The goal isn’t just a better output. It’s practicing how to think with AI — step by step, constraint by constraint, just like excellent product work.
Example:
Initial Prompt: Suggest three improvements to our onboarding flow that might reduce user confusion.
LLM Response: Propose a simplified signup screen, an interactive tutorial, and a guided walkthrough.
Follow-up Prompt: Of these three, which is most feasible to implement in under two sprints, given our small mobile dev team? Provide a brief risk analysis.
Over multiple turns, you zero in on practical, actionable answers. This structure prevents one “dump” of information and instead surfaces deeper insights at each stage.
Incorporating visual elements into your workflow can improve engagement and clarity when refining AI-generated outputs. Instead of relying solely on textual exchanges, images, videos, and structured datasets can provide richer context and support decision-making. This approach enables:
Dynamic Feedback Loops: Upload user flow diagrams or screenshots to refine onboarding improvements collaboratively.
Visual and Textual Synthesis: Combine text inputs with charts, wireframes, or annotated documents for richer discussions.
Cross-Disciplinary Collaboration: Address engineering, design, and marketing perspectives in a single dialogue by sharing multimodal inputs.
Example:
Initial Prompt: Here’s a screenshot of our current landing page. Based on this image and the attached survey feedback, suggest three ways to improve conversions.
Follow-up: Which of these suggestions requires minimal redesign effort? Rank them by feasibility.
Role-Playing Scenarios and Perspective Shifts
Another advanced strategy is to assign the AI a specific persona or viewpoint. This goes beyond simply “speaking to a CFO” for budget concerns or “addressing marketing leads.” By role-playing, you instruct the AI to embody different stakeholders' or user types' knowledge and priorities. This can reveal blind spots or concerns you might otherwise miss.
Example:
Context: You suspect your next feature might face security scrutiny.
Prompt: Adopt the role of our enterprise security consultant, who is extremely cautious about data compliance. Provide three specific concerns about implementing single sign-on via social media accounts and one solution for each concern.
Here, the AI’s response should reflect that security mindset. It should highlight issues around token handling, third-party data sharing, and identity management and help you proactively address them before proceeding further in the product lifecycle.

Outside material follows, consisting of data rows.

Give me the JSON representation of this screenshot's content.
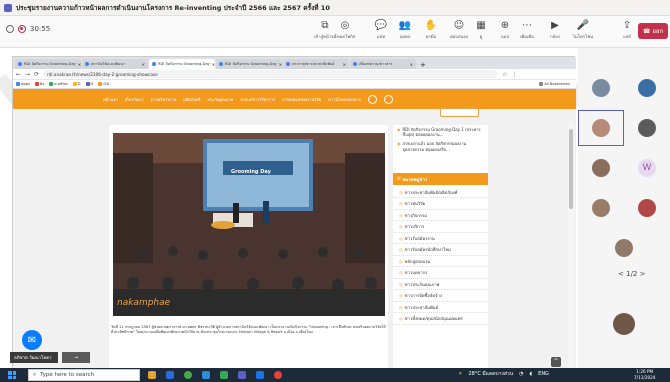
{
  "meeting": {
    "title": "ประชุมรายงานความก้าวหน้าผลการดำเนินงานโครงการ Re-inventing ประจำปี 2566 และ 2567 ครั้งที่ 10",
    "timer": "30:55",
    "toolbar": [
      {
        "icon": "screen-icon",
        "label": "เข้าสู่หน้าจอ"
      },
      {
        "icon": "focus-icon",
        "label": "โหมดโฟกัส"
      },
      {
        "icon": "chat-icon",
        "label": "แชท"
      },
      {
        "icon": "people-icon",
        "label": "บุคคล"
      },
      {
        "icon": "raise-hand-icon",
        "label": "ยกมือ"
      },
      {
        "icon": "react-icon",
        "label": "ตอบสนอง"
      },
      {
        "icon": "view-icon",
        "label": "ดู"
      },
      {
        "icon": "apps-icon",
        "label": "แอป"
      },
      {
        "icon": "more-icon",
        "label": "เพิ่มเติม"
      },
      {
        "icon": "camera-icon",
        "label": "กล้อง"
      },
      {
        "icon": "mic-icon",
        "label": "ไมโครโฟน"
      },
      {
        "icon": "share-icon",
        "label": "แชร์"
      }
    ],
    "leave_label": "ออก"
  },
  "browser": {
    "tabs": [
      "RDI จัดกิจกรรม Grooming-Day",
      "สถาบันวิจัยและพัฒนา",
      "RDI จัดกิจกรรม Grooming-Day",
      "RDI จัดกิจกรรม Grooming-Day",
      "ประกาศ/ข่าวประชาสัมพันธ์",
      "เพิ่มบทความ/ข่าวสาร"
    ],
    "url": "rdi.anakrae.th/news/2306-day-2-grooming-showcase",
    "bookmarks": [
      "Apps",
      "8x",
      "e-office",
      "D",
      "D",
      "ISA",
      "All Bookmarks"
    ]
  },
  "site": {
    "nav": [
      "หน้าแรก",
      "เกี่ยวกับเรา",
      "การบริหารงาน",
      "ผลิตภัณฑ์",
      "ประกันคุณภาพ",
      "ระบบบริการวิชาการ",
      "การเผยแพร่ผลงานวิจัย",
      "ดาวน์โหลดเอกสาร"
    ],
    "photo_banner": "Grooming Day",
    "watermark": "nakamphae",
    "caption": "วันที่ 11 กรกฎาคม 2567 ผู้ช่วยศาสตราจารย์ ดร.ยศพร พัชรประกิติ ผู้อำนวยการสถาบันวิจัยและพัฒนา เป็นประธานเปิดกิจกรรม \"Grooming : เจาะลึกทักษะ ส่งเสริมผลงานวิจัยให้มีประสิทธิภาพ\" โดยประกอบเพื่อพัฒนาศักยภาพนักวิจัย ณ ห้องประชุมโรงแรมเมกะ Horizon Village & Resort อ.เมือง จ.เชียงใหม่",
    "related": [
      "RDI จัดกิจกรรม Grooming-Day 1 (ประหารสิ้นสุด) ต่อยอดผลงาน...",
      "สวพ.ผกาแล้ว มอบ จัดกิจกรรมผลงานอุตสาหกรรม ต่อยอดเสร็จ..."
    ],
    "category_title": "หมวดหมู่ข่าว",
    "categories": [
      "ข่าวประชาสัมพันธ์/ผลิตภัณฑ์",
      "ข่าวทุนวิจัย",
      "ข่าวกิจกรรม",
      "ข่าวบริการ",
      "ข่าวรับสมัครงาน",
      "ข่าวรับสมัครนักศึกษาใหม่",
      "หลักสูตรอบรม",
      "ข่าวบุคลากร",
      "ข่าวประกันคุณภาพ",
      "ข่าวการจัดซื้อจัดจ้าง",
      "ข่าวประชาสัมพันธ์",
      "ข่าวทั้งหมด/ทุนสนับสนุนเผยแพร่"
    ]
  },
  "participants": {
    "pager": "1/2",
    "initial": "W"
  },
  "overlay": {
    "speaker": "อภิชาต วัฒนาโคตร"
  },
  "taskbar": {
    "search_placeholder": "Type here to search",
    "weather": "28°C มีแดดบางส่วน",
    "lang": "ENG",
    "time": "1:26 PM",
    "date": "7/11/2024"
  }
}
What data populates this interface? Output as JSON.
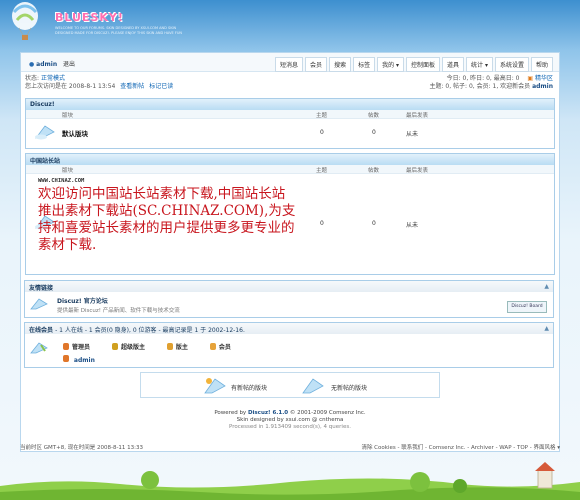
{
  "site": {
    "logo": "BLUESKY!",
    "tagline": "WELCOME TO OUR FORUMS. SKIN DESIGNED BY XSUI.COM AND SKIN DESIGNED MADE FOR DISCUZ!. PLEASE ENJOY THIS SKIN AND HAVE FUN"
  },
  "topbar": {
    "username": "admin",
    "logout": "退出",
    "nav": [
      "短消息",
      "会员",
      "搜索",
      "标签",
      "我的 ▾",
      "控制面板",
      "道具",
      "统计 ▾",
      "系统设置",
      "帮助"
    ]
  },
  "status": {
    "label": "状态:",
    "state": "正常模式",
    "last_visit": "您上次访问是在  2008-8-1 13:54",
    "new_posts": "查看新帖",
    "mark_read": "标记已读"
  },
  "stats": {
    "line1": "今日: 0, 昨日: 0, 最高日: 0",
    "digest": "精华区",
    "line2": "主题: 0, 帖子: 0, 会员: 1, 欢迎新会员",
    "new_member": "admin"
  },
  "columns": {
    "forum": "版块",
    "topics": "主题",
    "posts": "帖数",
    "last_post": "最后发表"
  },
  "category1": {
    "title": "Discuz!",
    "forum": {
      "name": "默认版块",
      "topics": "0",
      "posts": "0",
      "last": "从未"
    }
  },
  "category2": {
    "title": "中国站长站",
    "forum": {
      "url": "WWW.CHINAZ.COM",
      "name": "欢迎访问中国站长站素材下载,中国站长站推出素材下载站(SC.CHINAZ.COM),为支持和喜爱站长素材的用户提供更多更专业的素材下载.",
      "topics": "0",
      "posts": "0",
      "last": "从未"
    }
  },
  "links": {
    "title": "友情链接",
    "name": "Discuz! 官方论坛",
    "desc": "提供最新 Discuz! 产品新闻、软件下载与技术交流",
    "badge": "Discuz! Board"
  },
  "online": {
    "title": "在线会员",
    "summary": "- 1 人在线 - 1 会员(0 隐身), 0 位游客 - 最高记录是 1 于 2002-12-16.",
    "legend": [
      {
        "label": "管理员",
        "color": "#e0762a"
      },
      {
        "label": "超级版主",
        "color": "#d0a020"
      },
      {
        "label": "版主",
        "color": "#e0a030"
      },
      {
        "label": "会员",
        "color": "#e6a33a"
      }
    ],
    "user": "admin"
  },
  "legend": {
    "new": "有新帖的版块",
    "none": "无新帖的版块"
  },
  "footer": {
    "powered_prefix": "Powered by",
    "powered_product": "Discuz! 6.1.0",
    "powered_suffix": "© 2001-2009 Comsenz Inc.",
    "skin": "Skin designed by xsui.com @ cnthema",
    "processed": "Processed in 1.913409 second(s), 4 queries."
  },
  "bottom": {
    "timezone": "当前时区 GMT+8, 现在时间是 2008-8-11 13:33",
    "links": "清除 Cookies - 联系我们 - Comsenz Inc. - Archiver - WAP - TOP - 界面风格 ▾"
  },
  "colors": {
    "accent": "#1a4e86",
    "red_text": "#c8161e",
    "border": "#a9cde8"
  }
}
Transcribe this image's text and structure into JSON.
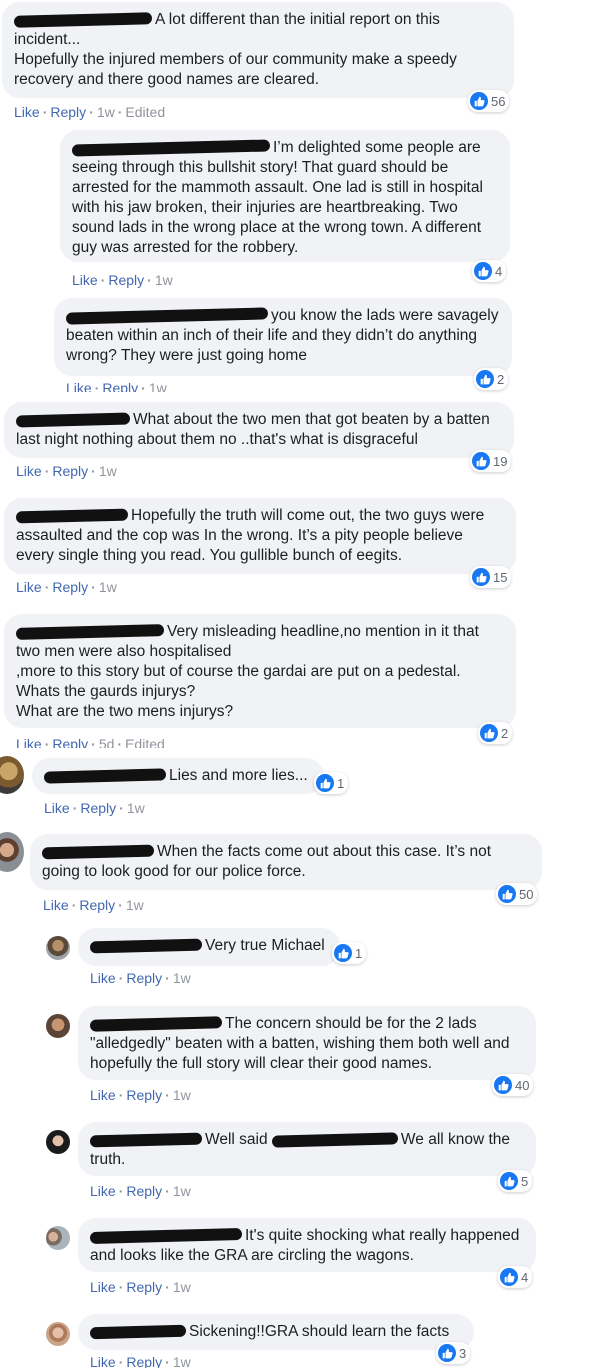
{
  "actions": {
    "like": "Like",
    "reply": "Reply",
    "edited": "Edited",
    "dot": "·"
  },
  "comments": [
    {
      "text": "A lot different than the initial report on this incident...\nHopefully the injured members of our community make a speedy recovery and there good names are cleared.",
      "time": "1w",
      "edited": true,
      "likes": "56"
    },
    {
      "text": "I’m delighted some people are seeing through this bullshit story! That guard should be arrested for the mammoth assault. One lad is still in hospital with his jaw broken, their injuries are heartbreaking. Two sound lads in the wrong place at the wrong town. A different guy was arrested for the robbery.",
      "time": "1w",
      "likes": "4"
    },
    {
      "text": "you know the lads were savagely beaten within an inch of their life and they didn’t do anything wrong? They were just going home",
      "time": "1w",
      "likes": "2"
    },
    {
      "text": "What about the two men that got beaten by a batten last night nothing about them no ..that's what is disgraceful",
      "time": "1w",
      "likes": "19"
    },
    {
      "text": "Hopefully the truth will come out, the two guys were assaulted and the cop was In the wrong. It’s a pity people believe every single thing you read. You gullible bunch of eegits.",
      "time": "1w",
      "likes": "15"
    },
    {
      "text": "Very misleading headline,no mention in it that two men were also hospitalised\n,more to this story but of course the gardai are put on a pedestal.\nWhats the gaurds injurys?\nWhat are the two mens injurys?",
      "time": "5d",
      "edited": true,
      "likes": "2"
    },
    {
      "text": "Lies and more lies...",
      "time": "1w",
      "likes": "1"
    },
    {
      "text": "When the facts come out about this case. It’s not going to look good for our police force.",
      "time": "1w",
      "likes": "50"
    },
    {
      "text": "Very true Michael",
      "time": "1w",
      "likes": "1"
    },
    {
      "text": "The concern should be for the 2 lads \"alledgedly\" beaten with a batten, wishing them both well and hopefully the full story will clear their good names.",
      "time": "1w",
      "likes": "40"
    },
    {
      "text_a": "Well said",
      "text_b": "We all know the truth.",
      "time": "1w",
      "likes": "5"
    },
    {
      "text": "It's quite shocking what really happened and looks like the GRA are circling the wagons.",
      "time": "1w",
      "likes": "4"
    },
    {
      "text": "Sickening!!GRA should learn the facts",
      "time": "1w",
      "likes": "3"
    }
  ]
}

Handling Specialized Tasks
Beyond user stories or general product discussions, LLMs can be directed to perform particular functions. While these capabilities are powerful, they also introduce specific challenges that require careful oversight.
Beyond user stories or general product discussions, LLMs can be directed to perform particular functions. While these capabilities are powerful, they also introduce specific challenges that require careful oversight. However, these tasks come with limitations that require careful consideration. For instance:
AI-generated code may include inefficiencies, security vulnerabilities, or compatibility issues, necessitating thorough human review and testing.
In data analysis, biases in training data can lead to misleading insights, and human oversight is critical to validate findings and ensure they align with business objectives.
Additionally, AI-generated content may not always conform to brand voice, legal standards, or compliance regulations, making manual review essential before publication. Understanding these constraints helps ensure AI is applied effectively without introducing risks or inefficiencies.
As a PM, deciding when to leverage AI versus when to rely on human judgment is crucial. AI excels at automating repetitive tasks, summarizing large datasets, and generating structured outputs, but human oversight is necessary for complex decision-making, ethical considerations, and nuanced problem-solving. A helpful approach is implementing a validation layer where AI-generated suggestions undergo a human review before implementation.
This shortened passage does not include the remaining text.